So I'm looking for a way to speed up the output of the following code, calling google's natural language API:
tweets = json.load(input)
client = language.LanguageServiceClient()
sentiment_tweets = []
iterations = 1000
start = timeit.default_timer()
for i, text in enumerate(d['text'] for d in tweets):
document = types.Document(
content=text,
type=enums.Document.Type.PLAIN_TEXT)
sentiment = client.analyze_sentiment(document=document).document_sentiment
results = {'text': text, 'sentiment':sentiment.score, 'magnitude':sentiment.magnitude}
sentiment_tweets.append(results)
if (i % iterations) == 0:
print(i, " tweets processed")
sentiment_tweets_json = [json.dumps(sentiments) for sentiments in sentiment_tweets]
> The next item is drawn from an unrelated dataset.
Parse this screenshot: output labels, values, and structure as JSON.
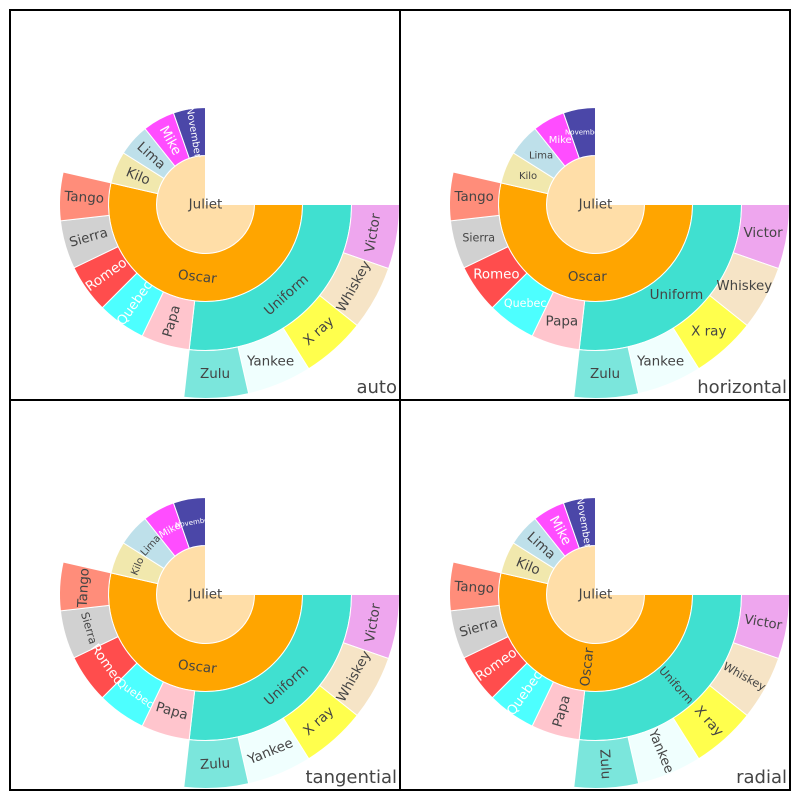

stop = timeit.default_timer()
The issue is the tweets list is around 100k entries, iterating and making calls one by one does not produce an output on a feasible timescale. I'm exploring potentially using asyncio for parallel calls, although as I'm still a beginner with Python and unfamiliar with the package, I'm not sure if you can make a function a coroutine with itself such that each instance of the function iterates through the list as expected, progressing sequentially. There is also the question of managing the total number of calls made by the app to be within the defined quota limits of the API. Just wanted to know if I was going in the right direction.